Far from Los Angeles’ centers of power, the harbor seldom gets the attention it deserves as a driving force in the Southland’s economy. Yet decisions big and small made there have an impact on businesses and workers as far away as the Inland Empire.
That’s why a vote by a relatively few harbor truck drivers to join the Teamsters Union is worth some notice. Drivers for the Toll Group, which transports goods in and out of the harbor, voted 46-15 to join the Teamsters Union, reported Coral Itzcalli, spokesperson for Change To Win, a Teamsters-backed coalition of organizations supporting the union drive.
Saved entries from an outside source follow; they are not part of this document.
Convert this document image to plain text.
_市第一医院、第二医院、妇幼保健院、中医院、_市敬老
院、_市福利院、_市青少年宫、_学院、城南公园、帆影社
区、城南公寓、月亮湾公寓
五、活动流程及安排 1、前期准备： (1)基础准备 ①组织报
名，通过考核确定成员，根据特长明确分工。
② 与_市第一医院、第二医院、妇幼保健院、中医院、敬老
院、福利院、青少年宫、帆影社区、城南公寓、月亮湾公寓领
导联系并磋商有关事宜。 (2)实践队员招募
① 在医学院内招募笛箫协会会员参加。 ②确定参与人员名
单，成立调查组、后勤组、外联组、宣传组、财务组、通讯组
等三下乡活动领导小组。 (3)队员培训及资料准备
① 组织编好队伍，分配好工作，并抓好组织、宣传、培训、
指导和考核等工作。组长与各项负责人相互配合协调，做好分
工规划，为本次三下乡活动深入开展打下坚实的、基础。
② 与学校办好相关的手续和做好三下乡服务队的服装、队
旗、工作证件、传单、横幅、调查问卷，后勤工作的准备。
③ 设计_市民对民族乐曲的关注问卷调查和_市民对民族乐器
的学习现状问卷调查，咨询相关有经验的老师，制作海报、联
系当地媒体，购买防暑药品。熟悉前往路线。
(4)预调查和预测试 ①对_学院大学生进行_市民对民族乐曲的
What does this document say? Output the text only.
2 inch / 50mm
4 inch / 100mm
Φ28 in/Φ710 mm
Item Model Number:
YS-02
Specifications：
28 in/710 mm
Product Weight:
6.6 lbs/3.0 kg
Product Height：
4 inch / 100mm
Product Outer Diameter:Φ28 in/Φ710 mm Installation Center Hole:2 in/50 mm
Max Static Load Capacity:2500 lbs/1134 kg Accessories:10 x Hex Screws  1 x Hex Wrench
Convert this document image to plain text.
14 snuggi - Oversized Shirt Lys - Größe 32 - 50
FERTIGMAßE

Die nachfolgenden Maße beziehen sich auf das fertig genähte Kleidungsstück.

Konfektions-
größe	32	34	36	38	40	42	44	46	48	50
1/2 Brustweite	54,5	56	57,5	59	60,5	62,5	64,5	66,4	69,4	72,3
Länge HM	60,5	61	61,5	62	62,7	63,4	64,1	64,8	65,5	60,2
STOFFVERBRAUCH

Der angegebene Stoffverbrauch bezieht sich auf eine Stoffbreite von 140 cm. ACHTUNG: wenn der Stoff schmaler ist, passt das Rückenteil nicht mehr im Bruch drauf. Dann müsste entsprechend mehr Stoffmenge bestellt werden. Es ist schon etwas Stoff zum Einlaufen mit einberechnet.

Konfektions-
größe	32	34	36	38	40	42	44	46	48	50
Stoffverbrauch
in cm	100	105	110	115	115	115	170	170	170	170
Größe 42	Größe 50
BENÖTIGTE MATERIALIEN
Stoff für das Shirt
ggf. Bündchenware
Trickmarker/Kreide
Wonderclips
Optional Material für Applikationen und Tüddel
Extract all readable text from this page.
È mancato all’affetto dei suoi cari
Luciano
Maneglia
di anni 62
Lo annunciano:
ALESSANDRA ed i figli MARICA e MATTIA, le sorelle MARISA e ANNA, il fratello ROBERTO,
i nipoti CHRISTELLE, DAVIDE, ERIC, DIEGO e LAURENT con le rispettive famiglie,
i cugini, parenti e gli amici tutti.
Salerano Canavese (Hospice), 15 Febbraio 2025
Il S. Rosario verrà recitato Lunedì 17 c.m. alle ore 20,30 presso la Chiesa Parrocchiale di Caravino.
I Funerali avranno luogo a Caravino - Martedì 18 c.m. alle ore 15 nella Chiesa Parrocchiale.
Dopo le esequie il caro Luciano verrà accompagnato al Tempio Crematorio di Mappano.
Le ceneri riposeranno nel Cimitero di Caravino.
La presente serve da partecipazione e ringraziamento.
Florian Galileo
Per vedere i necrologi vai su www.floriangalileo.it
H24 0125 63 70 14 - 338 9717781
They are a small percentage of the some 10,000 truck drivers working at the harbor. The vast majority of the drivers work as independent contractors who lease their trucks from trucking companies. The Toll drivers are unusual in that they are on a company payroll.
What makes this vote significant, Itzcalli said, is that it is “a big step” in union efforts to organize the independent contractor drivers and negotiate more money and better working conditions for them. This would impact drivers whose routes range from the harbor though the Inland Empire and beyond the state’s eastern boundaries.
The organizing drive began when drivers couldn’t persuade Toll to provide clean bathrooms, cold drinking water and remedy other working conditions the union characterized as “inhumane and unsanitary.” The next step is for the Teamsters to negotiate a contract with Toll.
With this victory, the Teamsters are energized to extend their drive to other trucking companies serving the harbor, possibly triggering disputes that will impact business and workers throughout the Southland.